An image of the new TiVo remote, taken from its FCC documentation, shows the classic "peanut" shape.

In terms of what else might ship with updated TiVo DVRs, we expect to see a significantly more modern and capable Broadcom processor than what's found inside the TiVo Premiere. Faster silicon would theoretically give a next-gen TiVo the horsepower to directly integrate the functionality of the TiVo Stream without needing an external box (though it could ignore that fact and continue to require the box anyway).

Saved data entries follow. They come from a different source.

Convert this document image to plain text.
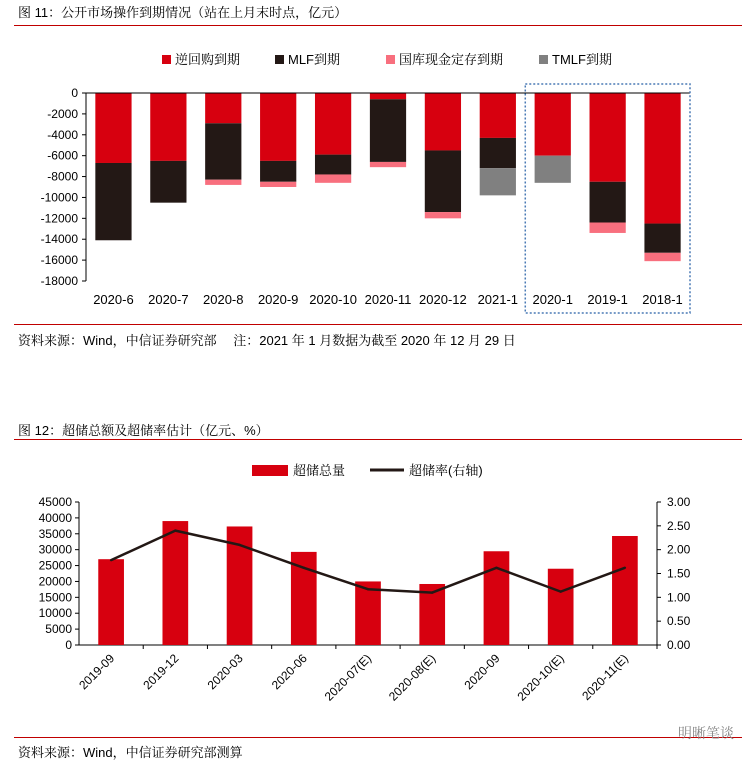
图 11：公开市场操作到期情况（站在上月末时点，亿元）
逆回购到期	MLF到期	国库现金定存到期	TMLF到期
0
-2000
-4000
-6000
-8000
-10000
-12000
-14000
-16000
-18000
2020-6 2020-7 2020-8 2020-9 2020-10 2020-11 2020-12 2021-1 2020-1 2019-1 2018-1
资料来源：Wind，中信证券研究部　 注：2021 年 1 月数据为截至 2020 年 12 月 29 日
图 12：超储总额及超储率估计（亿元、%）
超储总量	超储率(右轴)
0
5000
10000
15000
20000
25000
30000
35000
40000
45000
0.00
0.50
1.00
1.50
2.00
2.50
3.00
2019-09 2019-12 2020-03 2020-06 2020-07(E) 2020-08(E) 2020-09 2020-10(E) 2020-11(E)
资料来源：Wind，中信证券研究部测算
明晰笔谈
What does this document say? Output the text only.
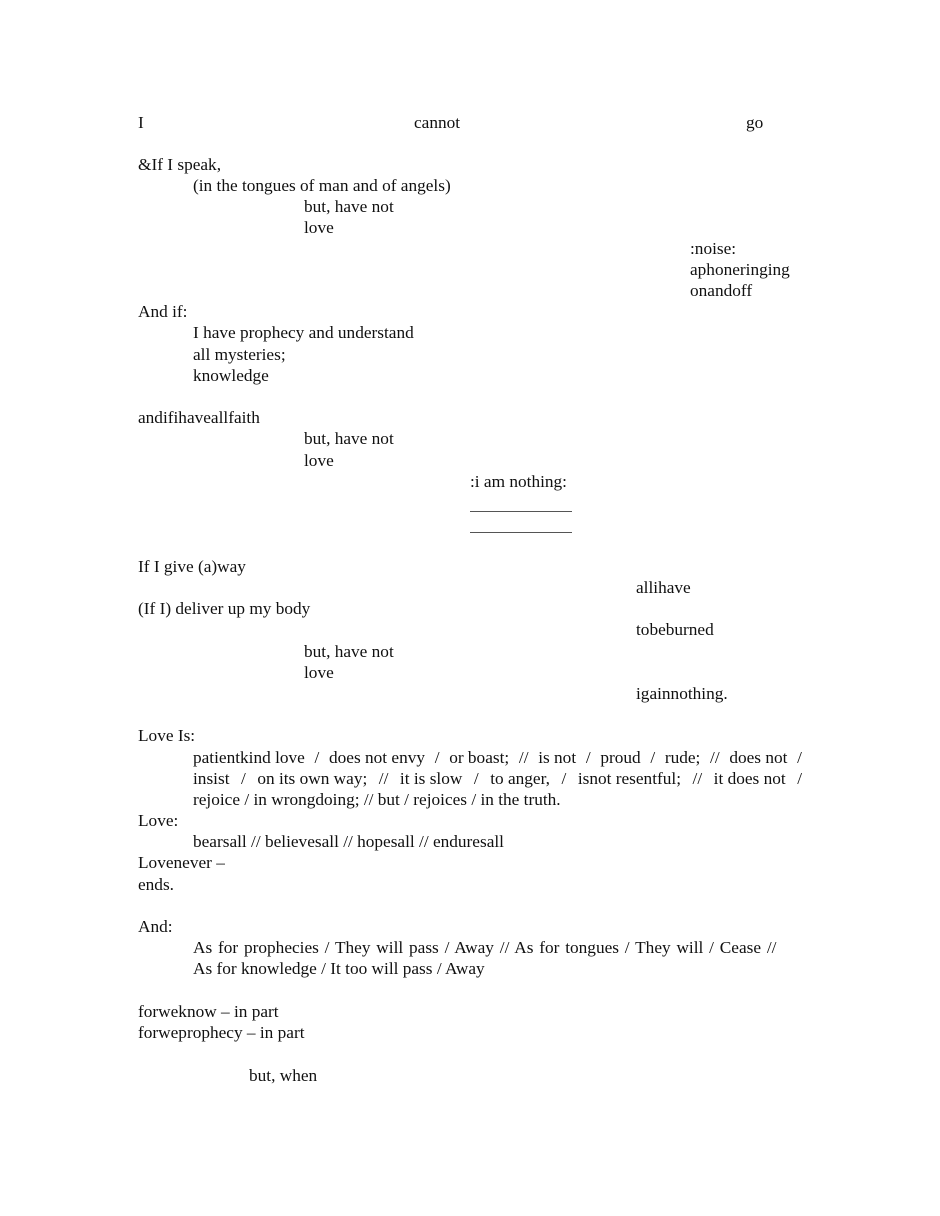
I	cannot	go
&If I speak,
(in the tongues of man and of angels)
but, have not
love
:noise:
aphoneringing
onandoff
And if:
I have prophecy and understand
all mysteries;
knowledge
andifihaveallfaith
but, have not
love
:i am nothing:
If I give (a)way
allihave
(If I) deliver up my body
tobeburned
but, have not
love
igainnothing.
Love Is:
patientkind love / does not envy / or boast; // is not / proud / rude; // does not /
insist / on its own way; // it is slow / to anger, / isnot resentful; // it does not /
rejoice / in wrongdoing; // but / rejoices / in the truth.
Love:
bearsall // believesall // hopesall // enduresall
Lovenever –
ends.
And:
As for prophecies / They will pass / Away // As for tongues / They will / Cease //
As for knowledge / It too will pass / Away
forweknow – in part
forweprophecy – in part
but, when
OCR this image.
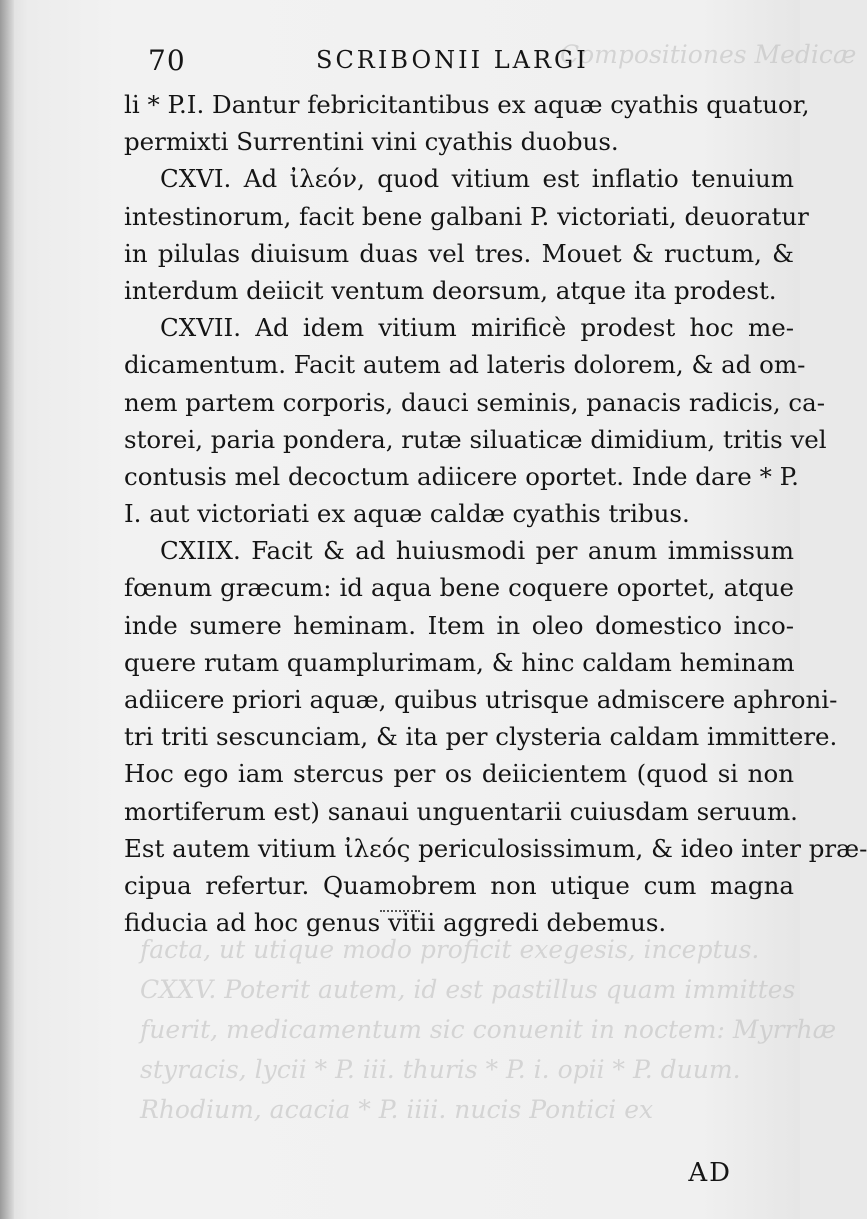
Compositiones Medicæ
facta, ut utique modo proficit exegesis, inceptus.
CXXV. Poterit autem, id est pastillus quam immittes
fuerit, medicamentum sic conuenit in noctem: Myrrhæ
styracis, lycii * P. iii. thuris * P. i. opii * P. duum.
Rhodium, acacia * P. iiii. nucis Pontici ex
70	SCRIBONII LARGI
li * P.I. Dantur febricitantibus ex aquæ cyathis quatuor,
permixti Surrentini vini cyathis duobus.
CXVI. Ad ἰλεόν, quod vitium est inflatio tenuium
intestinorum, facit bene galbani P. victoriati, deuoratur
in pilulas diuisum duas vel tres. Mouet & ructum, &
interdum deiicit ventum deorsum, atque ita prodest.
CXVII. Ad idem vitium mirificè prodest hoc me-
dicamentum. Facit autem ad lateris dolorem, & ad om-
nem partem corporis, dauci seminis, panacis radicis, ca-
storei, paria pondera, rutæ siluaticæ dimidium, tritis vel
contusis mel decoctum adiicere oportet. Inde dare * P.
I. aut victoriati ex aquæ caldæ cyathis tribus.
CXIIX. Facit & ad huiusmodi per anum immissum
fœnum græcum: id aqua bene coquere oportet, atque
inde sumere heminam. Item in oleo domestico inco-
quere rutam quamplurimam, & hinc caldam heminam
adiicere priori aquæ, quibus utrisque admiscere aphroni-
tri triti sescunciam, & ita per clysteria caldam immittere.
Hoc ego iam stercus per os deiicientem (quod si non
mortiferum est) sanaui unguentarii cuiusdam seruum.
Est autem vitium ἰλεός periculosissimum, & ideo inter præ-
cipua refertur. Quamobrem non utique cum magna
fiducia ad hoc genus vitii aggredi debemus.
AD
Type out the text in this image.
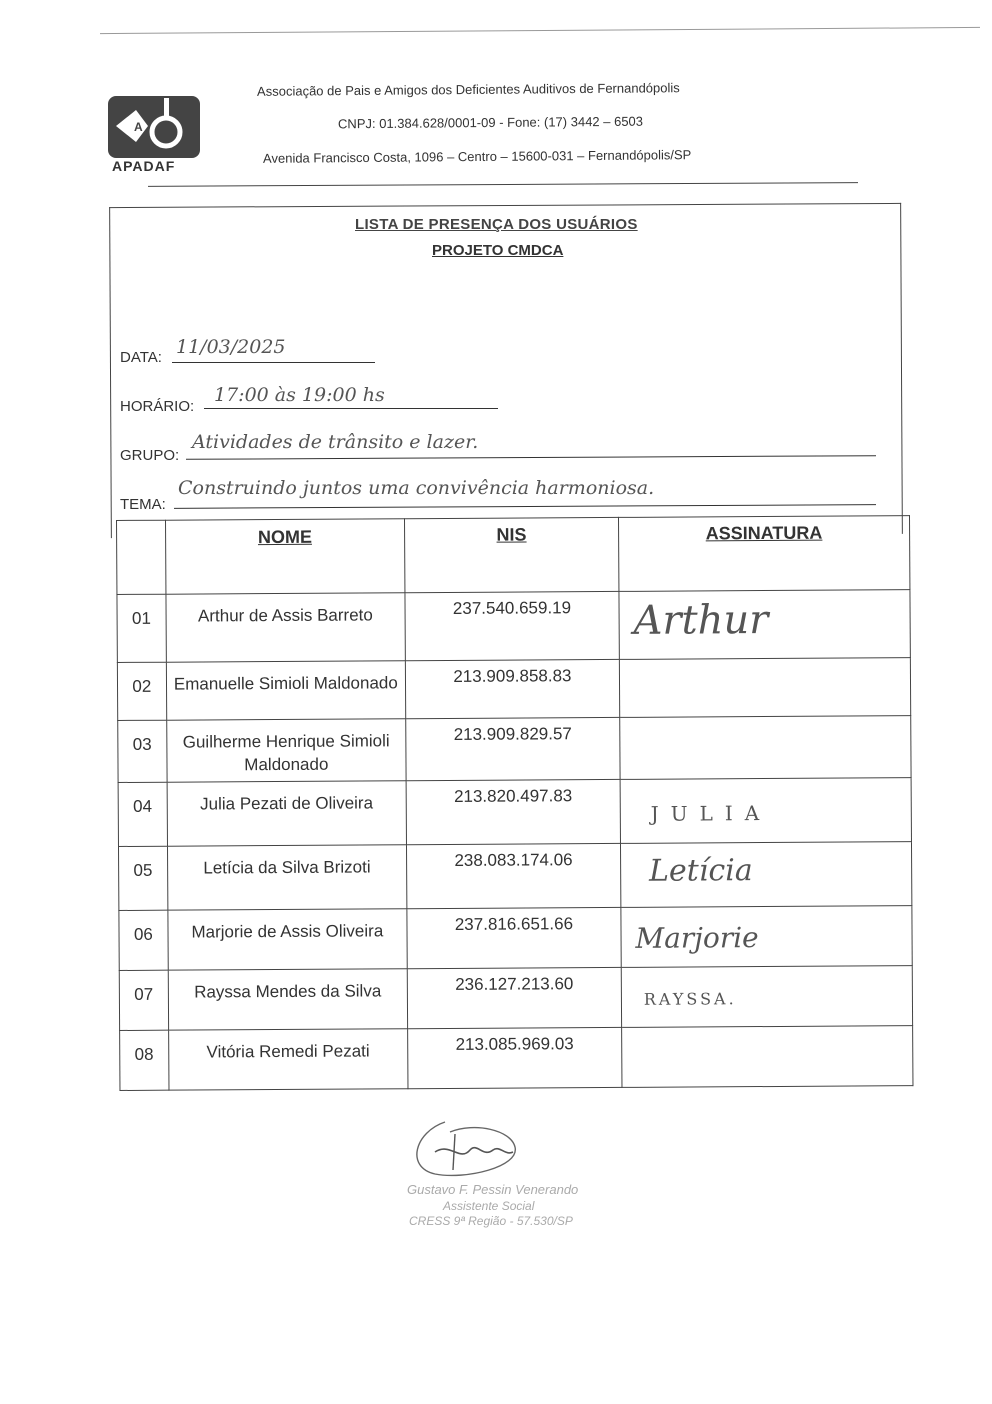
A
APADAF
Associação de Pais e Amigos dos Deficientes Auditivos de Fernandópolis
CNPJ: 01.384.628/0001-09 - Fone: (17) 3442 – 6503
Avenida Francisco Costa, 1096 – Centro – 15600-031 – Fernandópolis/SP
LISTA DE PRESENÇA DOS USUÁRIOS
PROJETO CMDCA
DATA: 11/03/2025
HORÁRIO:
17:00 às 19:00 hs
GRUPO:
Atividades de trânsito e lazer.
TEMA:
Construindo juntos uma convivência harmoniosa.
	NOME	NIS	ASSINATURA
01	Arthur de Assis Barreto	237.540.659.19	Arthur

02	Emanuelle Simioli Maldonado	213.909.858.83	

03	Guilherme Henrique Simioli Maldonado	213.909.829.57	

04	Julia Pezati de Oliveira	213.820.497.83	JULIA

05	Letícia da Silva Brizoti	238.083.174.06	Letícia

06	Marjorie de Assis Oliveira	237.816.651.66	Marjorie

07	Rayssa Mendes da Silva	236.127.213.60	RAYSSA.

08	Vitória Remedi Pezati	213.085.969.03	
Gustavo F. Pessin Venerando
Assistente Social
CRESS 9ª Região - 57.530/SP
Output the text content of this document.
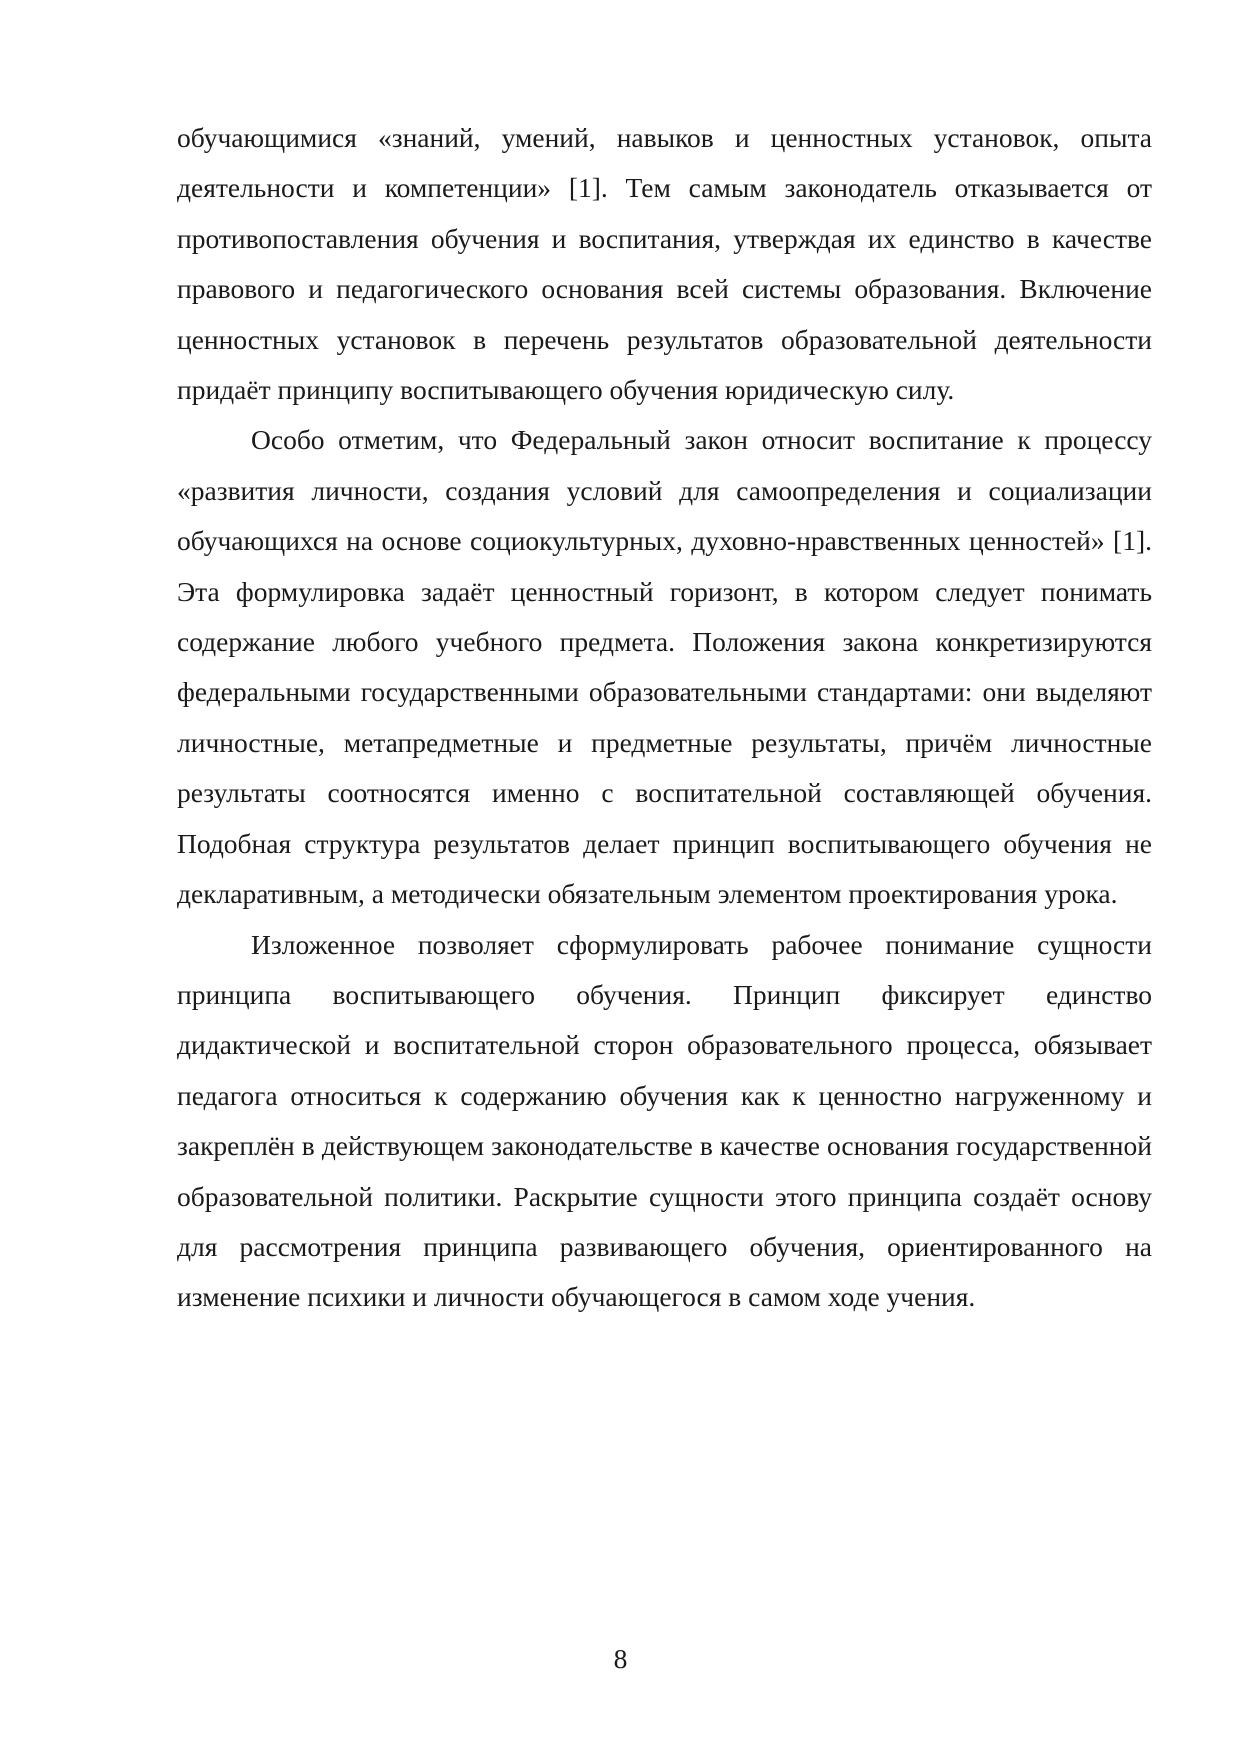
обучающимися «знаний, умений, навыков и ценностных установок, опыта деятельности и компетенции» [1]. Тем самым законодатель отказывается от противопоставления обучения и воспитания, утверждая их единство в качестве правового и педагогического основания всей системы образования. Включение ценностных установок в перечень результатов образовательной деятельности придаёт принципу воспитывающего обучения юридическую силу.

Особо отметим, что Федеральный закон относит воспитание к процессу «развития личности, создания условий для самоопределения и социализации обучающихся на основе социокультурных, духовно-нравственных ценностей» [1]. Эта формулировка задаёт ценностный горизонт, в котором следует понимать содержание любого учебного предмета. Положения закона конкретизируются федеральными государственными образовательными стандартами: они выделяют личностные, метапредметные и предметные результаты, причём личностные результаты соотносятся именно с воспитательной составляющей обучения. Подобная структура результатов делает принцип воспитывающего обучения не декларативным, а методически обязательным элементом проектирования урока.

Изложенное позволяет сформулировать рабочее понимание сущности принципа воспитывающего обучения. Принцип фиксирует единство дидактической и воспитательной сторон образовательного процесса, обязывает педагога относиться к содержанию обучения как к ценностно нагруженному и закреплён в действующем законодательстве в качестве основания государственной образовательной политики. Раскрытие сущности этого принципа создаёт основу для рассмотрения принципа развивающего обучения, ориентированного на изменение психики и личности обучающегося в самом ходе учения.

8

We're also still waiting on a completed HD user interface some three and a half years after its introduction, so hopefully, its recent $490 million cash infusion funds a larger development staff.

Hopefully, TiVo's $490 million cash infusion funds a larger development staff

But with more television and movie content arriving on demand via cable providers, over-the-top services such as Netflix, and outright piracy, we wonder how many consumers actually have a need for six tuners. Further, TiVo's retail barriers remain the same after all these years: Convincing consumers to acquire a cable box from someone other than their operator, pay a separate subscription, and take on a still-sometimes-frustrating CableCARD install (satellite subscribers, meanwhile, have to look elsewhere). TiVo appears to be firing on all cylinders in supporting smaller, second- and third-tier US cable providers — but with well-positioned competitors at every turn, including the media-centric Xbox One, the ultra-open Roku 3 app platform, and progressive cable company DVRs — TiVo's job doesn't look to get any easier with a new portfolio of hardware.

Update: The original version of this article stated that the TiVo Slide remote was Bluetooth-only, but it also features IR support.